Oggi in Azerbaigian si terranno le elezioni presidenziali e appare scontata la conferma di Ilham Aliyev, in carica dal 2003. Per la prima volta dalla dissoluzione dell’Unione sovietica parteciperanno al voto 20mila azeri da poco insediatisi nei seggi del Nagorno-Karabakh, al centro di tre guerre con la confinante Armenia. Oltre 120mila armeni residenti nella regione sono stati costretti a evacuare in seguito all’ultima offensiva azera, lo scorso settembre, e ora il governo di Baku sta incentivando in tutti i modi gli azeri, anche offrendo degli incentivi per il rientro a chi si trova all’estero.

Le elezioni erano previste per il 2025 ma il presidente in carica ha deciso di convocarle in anticipo di oltre un anno. Ilham Aliyev si è presentato al voto come l’eroe che ha riunificato il Paese, colui che è stato in grado di rimediare alla cocente sconfitta del 1993 (che aveva segnato l’inizio di quasi 30 anni di governo separatista filo-armeno) e come grande stratega geopolitico grazie all’alleanza di ferro con la Turchia, alleato fondamentale nelle guerre contro Erevan, e ai buoni rapporti con Mosca, che ha scelto Baku nonostante il trattato di mutuo soccorso militare che la legava all’Armenia. La guerra tra Ucraina e Russia, inoltre, ha permesso all’Azerbaigian di aumentare significativamente le esportazioni di idrocarburi verso l’Occidente, contribuendo a far crescere il pil.

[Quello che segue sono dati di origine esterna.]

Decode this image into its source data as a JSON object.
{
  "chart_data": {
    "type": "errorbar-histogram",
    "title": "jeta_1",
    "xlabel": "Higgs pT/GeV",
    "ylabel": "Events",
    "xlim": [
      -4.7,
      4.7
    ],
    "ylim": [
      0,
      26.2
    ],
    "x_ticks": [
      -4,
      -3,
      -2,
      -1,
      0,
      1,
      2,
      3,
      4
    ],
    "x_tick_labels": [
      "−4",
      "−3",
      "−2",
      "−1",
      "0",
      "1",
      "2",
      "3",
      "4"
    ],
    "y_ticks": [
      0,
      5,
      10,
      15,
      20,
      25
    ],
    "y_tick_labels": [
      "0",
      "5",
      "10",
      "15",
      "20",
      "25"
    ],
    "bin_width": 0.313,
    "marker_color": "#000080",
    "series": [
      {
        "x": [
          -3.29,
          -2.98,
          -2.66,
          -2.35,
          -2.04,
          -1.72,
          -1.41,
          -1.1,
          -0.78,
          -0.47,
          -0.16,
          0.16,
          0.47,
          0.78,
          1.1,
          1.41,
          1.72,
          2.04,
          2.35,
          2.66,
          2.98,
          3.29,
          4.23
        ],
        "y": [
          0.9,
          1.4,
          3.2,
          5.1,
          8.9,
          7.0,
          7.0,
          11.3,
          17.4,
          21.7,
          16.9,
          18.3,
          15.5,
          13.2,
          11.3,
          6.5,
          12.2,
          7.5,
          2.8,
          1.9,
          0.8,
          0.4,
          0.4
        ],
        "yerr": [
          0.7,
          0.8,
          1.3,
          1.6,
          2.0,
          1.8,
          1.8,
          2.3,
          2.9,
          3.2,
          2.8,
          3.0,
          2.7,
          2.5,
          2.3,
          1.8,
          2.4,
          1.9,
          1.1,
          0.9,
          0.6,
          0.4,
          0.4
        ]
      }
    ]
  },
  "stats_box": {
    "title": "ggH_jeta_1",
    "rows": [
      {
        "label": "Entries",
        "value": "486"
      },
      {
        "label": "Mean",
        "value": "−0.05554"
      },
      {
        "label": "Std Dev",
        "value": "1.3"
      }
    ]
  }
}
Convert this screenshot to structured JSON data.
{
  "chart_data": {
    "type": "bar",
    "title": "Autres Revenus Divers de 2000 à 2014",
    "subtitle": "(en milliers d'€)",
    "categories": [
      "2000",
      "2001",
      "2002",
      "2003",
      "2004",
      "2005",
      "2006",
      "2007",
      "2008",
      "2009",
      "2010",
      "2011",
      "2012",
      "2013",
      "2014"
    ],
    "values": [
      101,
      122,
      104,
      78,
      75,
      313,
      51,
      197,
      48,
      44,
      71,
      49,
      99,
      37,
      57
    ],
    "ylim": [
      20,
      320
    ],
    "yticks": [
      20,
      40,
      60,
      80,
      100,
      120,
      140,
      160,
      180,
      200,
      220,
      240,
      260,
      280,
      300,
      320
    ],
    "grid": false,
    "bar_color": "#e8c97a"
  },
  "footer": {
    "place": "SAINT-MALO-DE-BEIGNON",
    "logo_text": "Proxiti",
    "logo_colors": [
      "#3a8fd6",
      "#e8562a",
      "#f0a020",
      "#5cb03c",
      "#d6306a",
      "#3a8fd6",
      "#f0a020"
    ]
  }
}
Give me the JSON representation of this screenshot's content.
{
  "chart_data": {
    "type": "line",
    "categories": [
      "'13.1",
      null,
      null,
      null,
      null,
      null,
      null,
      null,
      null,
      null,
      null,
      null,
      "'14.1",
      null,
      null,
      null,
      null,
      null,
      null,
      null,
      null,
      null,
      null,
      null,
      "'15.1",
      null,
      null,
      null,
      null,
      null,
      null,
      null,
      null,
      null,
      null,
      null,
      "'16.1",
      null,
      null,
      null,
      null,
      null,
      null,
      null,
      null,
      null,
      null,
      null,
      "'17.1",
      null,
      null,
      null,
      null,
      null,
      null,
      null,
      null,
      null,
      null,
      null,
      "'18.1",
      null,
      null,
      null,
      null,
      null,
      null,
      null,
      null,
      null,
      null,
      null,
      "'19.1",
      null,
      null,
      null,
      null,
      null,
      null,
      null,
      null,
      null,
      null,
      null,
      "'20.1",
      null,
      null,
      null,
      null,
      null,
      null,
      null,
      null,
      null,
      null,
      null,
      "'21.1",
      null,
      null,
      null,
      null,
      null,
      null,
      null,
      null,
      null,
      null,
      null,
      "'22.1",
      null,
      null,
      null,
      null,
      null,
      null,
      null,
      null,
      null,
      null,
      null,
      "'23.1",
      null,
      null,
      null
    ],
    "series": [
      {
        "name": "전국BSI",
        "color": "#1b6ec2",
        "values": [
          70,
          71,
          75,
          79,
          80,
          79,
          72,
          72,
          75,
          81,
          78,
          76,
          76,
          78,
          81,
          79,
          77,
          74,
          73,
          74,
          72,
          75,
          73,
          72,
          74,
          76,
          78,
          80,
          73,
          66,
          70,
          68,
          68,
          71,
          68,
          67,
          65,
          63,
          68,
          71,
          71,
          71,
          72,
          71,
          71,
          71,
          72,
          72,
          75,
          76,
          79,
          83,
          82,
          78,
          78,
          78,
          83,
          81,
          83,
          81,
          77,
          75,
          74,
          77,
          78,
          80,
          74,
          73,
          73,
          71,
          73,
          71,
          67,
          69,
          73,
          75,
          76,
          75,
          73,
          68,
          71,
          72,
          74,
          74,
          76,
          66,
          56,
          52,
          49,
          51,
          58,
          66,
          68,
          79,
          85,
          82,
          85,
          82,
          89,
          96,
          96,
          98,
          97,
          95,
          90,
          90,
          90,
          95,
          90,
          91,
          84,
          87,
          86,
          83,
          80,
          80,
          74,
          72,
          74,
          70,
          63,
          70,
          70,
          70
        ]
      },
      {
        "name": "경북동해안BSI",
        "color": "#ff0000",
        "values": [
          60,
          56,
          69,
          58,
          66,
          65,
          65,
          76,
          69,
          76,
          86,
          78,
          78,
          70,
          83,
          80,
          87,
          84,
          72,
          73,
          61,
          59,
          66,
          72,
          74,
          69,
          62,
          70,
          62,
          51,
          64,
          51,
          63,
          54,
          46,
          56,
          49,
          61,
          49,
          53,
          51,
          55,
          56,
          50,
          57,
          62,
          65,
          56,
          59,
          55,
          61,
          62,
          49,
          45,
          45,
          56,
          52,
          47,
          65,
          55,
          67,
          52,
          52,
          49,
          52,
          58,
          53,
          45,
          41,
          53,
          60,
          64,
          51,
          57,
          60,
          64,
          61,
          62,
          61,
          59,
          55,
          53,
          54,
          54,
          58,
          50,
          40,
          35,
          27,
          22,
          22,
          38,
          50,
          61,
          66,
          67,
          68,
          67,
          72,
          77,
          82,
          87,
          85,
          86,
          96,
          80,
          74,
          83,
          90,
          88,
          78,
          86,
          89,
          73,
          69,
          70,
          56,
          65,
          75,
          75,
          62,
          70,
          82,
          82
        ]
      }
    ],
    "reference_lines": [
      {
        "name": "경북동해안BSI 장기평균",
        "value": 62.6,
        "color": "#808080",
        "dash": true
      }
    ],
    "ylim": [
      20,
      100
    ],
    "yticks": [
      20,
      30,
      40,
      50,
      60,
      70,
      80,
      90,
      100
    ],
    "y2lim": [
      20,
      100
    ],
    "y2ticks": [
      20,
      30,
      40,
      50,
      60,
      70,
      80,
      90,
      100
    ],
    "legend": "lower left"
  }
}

Nonostante l’Azerbaigian sia formalmente una repubblica, Aliyev è succeduto come un monarca a suo padre, Gaydar Aliyev, che aveva “abdicato” nel 2003 lasciandogli il ruolo di presidente poco prima di morire. Gayday Aliyev a sua volta era stato deus ex machina del Paese per quasi 30 anni, partendo da capo del Kgb azero fino a diventare primo presidente dello stato post-sovietico. Dunque la dinastia Alyiev è di fatto al potere da oltre 40 anni a Baku e alle elezioni di oggi, che seguono quelle plebiscitarie del 2018, sfiderà ben 6 candidati. Tutti, stando ai sondaggi, senza speranza. Secondo le associazioni umanitarie e i gruppi di attivisti il periodo pre-elettorale è stato segnato da arresti sommari, repressione del dissenso e della libertà di stampa. Denuncia Amnesty international: «Dal novembre 2023 le autorità di Baku hanno arrestato 13 dissidenti pacifici, tra i quali giornalisti, oppositori politici e un difensore dei diritti umani. Almeno 11 di loro sono tuttora in carcere per dubbie accuse. Molte altre persone, giornalisti inclusi, sono fuggiti all’estero per il timore di persecuzioni». Una missione dell’Osce, composta anche da membri italiani, si trova a Baku per vigilare su elezioni che si annunciano già poco trasparenti.